Other contemporary specialist responses showed a similar division. Richard E. Geis criticized the novel for leaving unexplained both the economics of its fictitious weapons industry and the reasons the two power blocs continued deceiving their populations. Despite these objections, he responded favorably to its satire and uncertainty, regarding Dick's fiction as challenging rather than merely confusing. Bruce Gillespie found approximately the first 40 pages extremely difficult and considered the novel unsuitable as an introduction to Dick's work. Once the story developed, however, he judged it one of Dick's most exciting and unusual novels and nearly one of his best.

Later assessments remained sharply divided. Reviewing the 1985 Bluejay reissue, Kirkus Reviews called the novel hardworking but meandering and heavily padded. The review also described it as thin, sluggish, and overly dependent on dialogue, concluding that it would appeal principally to readers already interested in Dick. Lawrence Sutin offered a substantially more favorable judgment in his biography of Dick. Although he acknowledged gaps in the plot and awkwardness in the prose, he considered the novel highly inventive and comic, describing it as "hilarious and wildly brilliant".

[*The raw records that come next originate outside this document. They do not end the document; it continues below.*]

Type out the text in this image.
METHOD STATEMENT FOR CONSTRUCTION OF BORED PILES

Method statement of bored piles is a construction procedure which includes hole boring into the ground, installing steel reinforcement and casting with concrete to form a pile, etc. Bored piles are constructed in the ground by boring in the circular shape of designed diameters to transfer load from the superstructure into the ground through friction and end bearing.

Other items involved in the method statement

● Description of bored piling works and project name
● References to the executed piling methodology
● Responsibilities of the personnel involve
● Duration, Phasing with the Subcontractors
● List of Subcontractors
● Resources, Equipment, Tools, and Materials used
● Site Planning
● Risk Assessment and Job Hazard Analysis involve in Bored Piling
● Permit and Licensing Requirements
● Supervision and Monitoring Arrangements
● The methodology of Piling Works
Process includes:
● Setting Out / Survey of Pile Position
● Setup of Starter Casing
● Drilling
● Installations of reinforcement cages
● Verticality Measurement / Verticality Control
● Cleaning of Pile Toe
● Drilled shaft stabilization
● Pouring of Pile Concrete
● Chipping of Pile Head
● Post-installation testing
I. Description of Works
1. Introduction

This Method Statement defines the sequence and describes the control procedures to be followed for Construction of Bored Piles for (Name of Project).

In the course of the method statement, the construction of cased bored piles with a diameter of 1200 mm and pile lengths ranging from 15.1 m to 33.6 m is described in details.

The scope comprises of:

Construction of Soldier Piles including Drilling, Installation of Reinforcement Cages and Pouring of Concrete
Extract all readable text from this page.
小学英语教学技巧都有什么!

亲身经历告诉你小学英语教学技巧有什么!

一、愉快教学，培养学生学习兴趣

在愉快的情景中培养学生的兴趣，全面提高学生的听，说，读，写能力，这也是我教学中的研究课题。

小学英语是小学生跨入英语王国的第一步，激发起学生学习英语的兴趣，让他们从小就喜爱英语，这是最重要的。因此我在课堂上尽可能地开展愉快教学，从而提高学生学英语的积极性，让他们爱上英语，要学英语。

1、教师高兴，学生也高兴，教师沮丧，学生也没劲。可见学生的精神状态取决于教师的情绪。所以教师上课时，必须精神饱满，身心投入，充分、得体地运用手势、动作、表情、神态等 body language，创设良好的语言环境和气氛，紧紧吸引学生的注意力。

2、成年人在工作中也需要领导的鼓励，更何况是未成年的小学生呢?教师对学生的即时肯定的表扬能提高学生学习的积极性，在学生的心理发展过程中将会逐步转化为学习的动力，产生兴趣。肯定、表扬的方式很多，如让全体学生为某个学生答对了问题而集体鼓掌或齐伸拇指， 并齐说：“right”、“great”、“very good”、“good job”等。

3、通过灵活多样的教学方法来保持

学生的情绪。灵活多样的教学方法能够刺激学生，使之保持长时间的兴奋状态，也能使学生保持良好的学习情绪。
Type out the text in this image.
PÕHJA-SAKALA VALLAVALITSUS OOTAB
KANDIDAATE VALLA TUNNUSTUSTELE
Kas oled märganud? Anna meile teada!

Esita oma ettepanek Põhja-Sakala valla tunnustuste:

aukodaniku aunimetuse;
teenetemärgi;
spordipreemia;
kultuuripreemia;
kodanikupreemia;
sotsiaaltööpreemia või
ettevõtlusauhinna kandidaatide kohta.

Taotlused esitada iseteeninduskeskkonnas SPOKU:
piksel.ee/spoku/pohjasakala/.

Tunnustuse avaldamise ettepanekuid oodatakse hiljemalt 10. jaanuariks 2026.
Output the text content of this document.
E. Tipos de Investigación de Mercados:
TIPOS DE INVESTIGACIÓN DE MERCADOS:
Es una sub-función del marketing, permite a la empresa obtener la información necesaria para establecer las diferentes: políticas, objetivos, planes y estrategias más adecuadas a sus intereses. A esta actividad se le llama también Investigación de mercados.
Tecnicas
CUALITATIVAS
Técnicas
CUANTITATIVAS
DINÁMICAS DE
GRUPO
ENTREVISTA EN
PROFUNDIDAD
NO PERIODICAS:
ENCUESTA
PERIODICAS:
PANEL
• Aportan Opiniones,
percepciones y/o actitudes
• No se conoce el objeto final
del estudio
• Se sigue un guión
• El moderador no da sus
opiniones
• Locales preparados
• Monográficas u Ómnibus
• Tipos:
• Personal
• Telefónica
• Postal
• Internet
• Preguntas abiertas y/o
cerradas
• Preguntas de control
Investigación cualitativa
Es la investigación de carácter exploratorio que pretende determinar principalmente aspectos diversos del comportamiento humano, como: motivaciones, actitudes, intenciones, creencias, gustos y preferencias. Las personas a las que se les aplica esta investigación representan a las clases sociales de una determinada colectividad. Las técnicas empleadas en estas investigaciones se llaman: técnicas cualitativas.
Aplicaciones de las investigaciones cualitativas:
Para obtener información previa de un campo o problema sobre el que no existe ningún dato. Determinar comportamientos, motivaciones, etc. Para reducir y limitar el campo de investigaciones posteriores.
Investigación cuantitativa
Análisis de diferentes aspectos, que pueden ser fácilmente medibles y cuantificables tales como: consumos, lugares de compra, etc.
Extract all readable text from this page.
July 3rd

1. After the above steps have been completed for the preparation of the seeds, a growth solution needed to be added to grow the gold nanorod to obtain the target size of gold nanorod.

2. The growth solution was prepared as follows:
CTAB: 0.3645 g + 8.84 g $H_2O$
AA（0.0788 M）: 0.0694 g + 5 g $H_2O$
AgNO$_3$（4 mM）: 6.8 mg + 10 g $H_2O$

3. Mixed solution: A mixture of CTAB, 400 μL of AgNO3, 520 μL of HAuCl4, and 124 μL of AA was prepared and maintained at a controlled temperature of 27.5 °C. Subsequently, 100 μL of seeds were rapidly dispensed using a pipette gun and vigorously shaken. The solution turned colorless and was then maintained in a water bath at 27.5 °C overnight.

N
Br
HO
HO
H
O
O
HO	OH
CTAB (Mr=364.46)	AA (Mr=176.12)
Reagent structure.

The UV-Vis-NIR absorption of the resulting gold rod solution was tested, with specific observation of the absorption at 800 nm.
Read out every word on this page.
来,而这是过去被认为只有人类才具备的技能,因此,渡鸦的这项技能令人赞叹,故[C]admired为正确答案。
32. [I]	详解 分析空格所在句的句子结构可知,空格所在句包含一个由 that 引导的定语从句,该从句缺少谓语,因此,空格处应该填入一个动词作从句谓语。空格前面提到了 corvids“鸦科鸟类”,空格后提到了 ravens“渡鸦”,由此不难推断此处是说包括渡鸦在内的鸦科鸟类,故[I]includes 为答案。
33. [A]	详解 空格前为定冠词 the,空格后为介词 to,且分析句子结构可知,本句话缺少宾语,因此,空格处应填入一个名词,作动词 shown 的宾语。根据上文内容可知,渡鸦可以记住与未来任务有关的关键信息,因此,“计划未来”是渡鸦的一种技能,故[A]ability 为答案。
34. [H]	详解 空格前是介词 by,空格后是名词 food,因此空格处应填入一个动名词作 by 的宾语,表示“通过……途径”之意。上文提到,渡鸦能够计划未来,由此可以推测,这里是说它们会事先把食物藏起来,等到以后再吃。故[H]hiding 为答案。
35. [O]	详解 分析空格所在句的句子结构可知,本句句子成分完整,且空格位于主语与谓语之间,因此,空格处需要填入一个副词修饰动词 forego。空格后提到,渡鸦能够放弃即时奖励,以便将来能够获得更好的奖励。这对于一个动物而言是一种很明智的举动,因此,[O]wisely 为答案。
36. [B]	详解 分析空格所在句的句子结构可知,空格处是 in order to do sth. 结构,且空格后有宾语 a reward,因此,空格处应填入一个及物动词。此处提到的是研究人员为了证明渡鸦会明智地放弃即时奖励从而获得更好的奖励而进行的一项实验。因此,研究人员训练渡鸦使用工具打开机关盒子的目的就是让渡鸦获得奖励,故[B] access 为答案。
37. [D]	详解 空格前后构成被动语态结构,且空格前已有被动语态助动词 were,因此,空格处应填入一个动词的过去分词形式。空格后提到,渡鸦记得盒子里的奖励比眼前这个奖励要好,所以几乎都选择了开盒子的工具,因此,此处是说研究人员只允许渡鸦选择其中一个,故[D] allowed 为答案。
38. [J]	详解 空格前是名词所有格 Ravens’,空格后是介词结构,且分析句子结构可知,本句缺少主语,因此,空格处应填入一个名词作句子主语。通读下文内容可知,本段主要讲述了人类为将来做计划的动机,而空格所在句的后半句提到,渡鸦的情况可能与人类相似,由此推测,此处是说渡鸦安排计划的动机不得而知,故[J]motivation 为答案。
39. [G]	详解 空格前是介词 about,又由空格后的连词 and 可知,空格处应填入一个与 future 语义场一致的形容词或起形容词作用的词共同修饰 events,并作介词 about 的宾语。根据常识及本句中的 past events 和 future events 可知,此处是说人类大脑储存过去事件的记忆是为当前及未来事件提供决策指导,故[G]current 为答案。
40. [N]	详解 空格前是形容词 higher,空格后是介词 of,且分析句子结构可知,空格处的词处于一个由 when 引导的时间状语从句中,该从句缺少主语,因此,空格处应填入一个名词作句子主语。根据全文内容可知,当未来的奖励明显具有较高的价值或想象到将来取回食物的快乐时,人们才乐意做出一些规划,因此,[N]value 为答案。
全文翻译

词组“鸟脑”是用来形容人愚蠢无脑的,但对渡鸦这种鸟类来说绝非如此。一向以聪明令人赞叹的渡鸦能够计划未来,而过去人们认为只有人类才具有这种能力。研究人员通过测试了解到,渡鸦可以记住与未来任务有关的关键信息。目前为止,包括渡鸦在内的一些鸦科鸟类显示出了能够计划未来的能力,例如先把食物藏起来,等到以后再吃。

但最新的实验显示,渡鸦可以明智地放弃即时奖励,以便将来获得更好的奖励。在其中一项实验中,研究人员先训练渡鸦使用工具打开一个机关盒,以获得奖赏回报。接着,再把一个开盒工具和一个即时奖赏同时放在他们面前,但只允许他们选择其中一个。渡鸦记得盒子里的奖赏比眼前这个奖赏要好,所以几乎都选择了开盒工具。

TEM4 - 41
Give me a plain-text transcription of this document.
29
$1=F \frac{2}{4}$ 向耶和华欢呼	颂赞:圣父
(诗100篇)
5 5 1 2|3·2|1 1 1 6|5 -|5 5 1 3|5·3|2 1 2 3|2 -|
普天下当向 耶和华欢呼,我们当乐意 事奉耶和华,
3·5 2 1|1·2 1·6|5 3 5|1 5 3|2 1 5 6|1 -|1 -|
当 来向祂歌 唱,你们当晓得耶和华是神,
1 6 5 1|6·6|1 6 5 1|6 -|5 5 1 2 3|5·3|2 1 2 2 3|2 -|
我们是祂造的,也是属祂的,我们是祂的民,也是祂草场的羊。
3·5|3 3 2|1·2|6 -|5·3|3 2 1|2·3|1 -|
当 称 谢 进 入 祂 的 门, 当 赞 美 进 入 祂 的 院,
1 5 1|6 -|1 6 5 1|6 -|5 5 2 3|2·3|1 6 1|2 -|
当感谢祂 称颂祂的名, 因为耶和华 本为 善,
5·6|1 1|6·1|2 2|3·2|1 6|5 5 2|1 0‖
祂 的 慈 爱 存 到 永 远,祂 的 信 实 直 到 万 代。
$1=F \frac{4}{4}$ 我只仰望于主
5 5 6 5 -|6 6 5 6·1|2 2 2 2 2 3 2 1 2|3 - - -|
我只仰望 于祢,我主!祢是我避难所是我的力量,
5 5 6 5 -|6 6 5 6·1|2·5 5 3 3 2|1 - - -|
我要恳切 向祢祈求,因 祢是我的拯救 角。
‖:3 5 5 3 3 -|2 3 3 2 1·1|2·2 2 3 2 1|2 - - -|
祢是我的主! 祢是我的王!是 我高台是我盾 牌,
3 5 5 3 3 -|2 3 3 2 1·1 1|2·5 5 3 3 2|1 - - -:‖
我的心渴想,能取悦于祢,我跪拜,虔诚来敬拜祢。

In a 2003 retrospective review, Aaron Parrett praised Dick's satire and regarded the novel's use of comic-book imagery, psychotropic drugs, and anti-war concerns as unusually precocious for the 1960s. He also suggested that Vintage's publication of the novel reflected growing recognition of Dick's literary complexity and craftsmanship. The Encyclopedia of Science Fiction later placed The Zap Gun among a group of Dick's mid-1960s novels that its contributors considered less fully successful than his immediately preceding major works, while still containing material of cultural and psychological interest.